The TUIK state statistics agency said that consumer prices rose by 80.2 percent in August from a year earlier.
The figure was fractionally higher than the 79.6 percent reported in July and only a small bump up from the 78.6 percent reading in June.
Turkey’s prices have been steadily rising since a low of 16.6 percent in May 2021.
The strategically important developing nation lurched into its latest economic crisis when President Recep Tayyip Erdogan launched an unorthodox experiment that attempted to fight inflation by lowering the main interest rate.
Conventional economic theory embraced by almost every other big nation pursues the exact opposite approach.
But Erdogan argues that higher interest rates contribute to price increases by making borrowing more expensive for businesses.
The president also says that charging interest violates Islamic rules against usury.
The central bank said over the weekend it expects the inflation rate to fall to 65 percent by the end of the year.
Erdogan himself says prices will only start falling in January.
The crisis has seen the ruling party’s approval ratings drop to historic lows heading into the next general election due by June 2023.
‘Wishful thinking’
The increases were led by a 117-percent jump in the cost of transportation and a rise of more than 90 percent in the price of food and household goods.

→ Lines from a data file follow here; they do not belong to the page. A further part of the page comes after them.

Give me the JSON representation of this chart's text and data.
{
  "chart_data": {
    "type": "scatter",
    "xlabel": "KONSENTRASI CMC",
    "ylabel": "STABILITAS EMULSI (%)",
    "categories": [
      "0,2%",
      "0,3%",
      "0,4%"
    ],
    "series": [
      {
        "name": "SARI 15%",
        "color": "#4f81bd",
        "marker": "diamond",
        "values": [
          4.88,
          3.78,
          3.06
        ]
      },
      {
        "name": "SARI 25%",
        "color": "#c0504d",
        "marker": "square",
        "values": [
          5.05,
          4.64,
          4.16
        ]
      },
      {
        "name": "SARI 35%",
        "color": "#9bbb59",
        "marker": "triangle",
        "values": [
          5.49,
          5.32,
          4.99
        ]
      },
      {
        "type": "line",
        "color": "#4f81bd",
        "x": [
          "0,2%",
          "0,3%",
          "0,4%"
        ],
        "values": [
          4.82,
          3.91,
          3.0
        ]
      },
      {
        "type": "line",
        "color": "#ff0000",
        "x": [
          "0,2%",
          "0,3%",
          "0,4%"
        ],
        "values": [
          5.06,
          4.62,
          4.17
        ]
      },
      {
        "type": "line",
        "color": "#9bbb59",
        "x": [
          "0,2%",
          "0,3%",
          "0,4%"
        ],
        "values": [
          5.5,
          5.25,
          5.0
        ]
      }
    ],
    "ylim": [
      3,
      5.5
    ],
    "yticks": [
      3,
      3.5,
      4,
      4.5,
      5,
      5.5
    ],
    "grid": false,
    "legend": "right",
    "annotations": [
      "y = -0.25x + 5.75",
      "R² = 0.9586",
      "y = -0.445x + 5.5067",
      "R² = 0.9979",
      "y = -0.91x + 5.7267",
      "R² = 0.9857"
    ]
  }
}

Erdogan’s government attributes inflation to outside factors such as the global spike in food and energy prices caused by Russia’s invasion of Ukraine.
But analysts blame Erdogan’s own government for pushing ahead with policies that have devalued the lira by more than 50 percent in 12 months.
That has made energy imports even more expensive and forced Turkey to strike deals with former regional rivals in a bid to prop up its depleting hard currency reserves.
It has also prompted Turks to buy even more dollars in a bid to preserve their eroding saving — a vicious circle that analysts warn can only be broken with sharp interest rate hikes.
None appears to be in the offing.
The central bank stunned the markets by actually lowering its main interest rate to 13 percent from 14 percent last month.
Erdogan has redoubled down on his economic rhetoric heading into election season and analysts fear that the policy rate is more likely to go down than up in the coming months.
“It seems that further interest rate cuts are more likely than not later this year,” Capital Economic said in a research note issued after the inflation report.
Some analysts and opposition leaders also question the accuracy of Turkey’s official economic readings.
Istanbul last week reported a 100-percent annual jump in prices.
Economists say the difference in inflation reported by Turkey’s largest city and the national figure — now at 20 percentage points — has never been higher.
They also point out that Erdogan has stacked most state institutions with allies while Istanbul is led by an opposition party mayor.
“I no longer believe the official (inflation) series,” said emerging market economic Timothy Ash of BlueBay Asset Management in London.
“It looks like fantasy, wishful thinking.”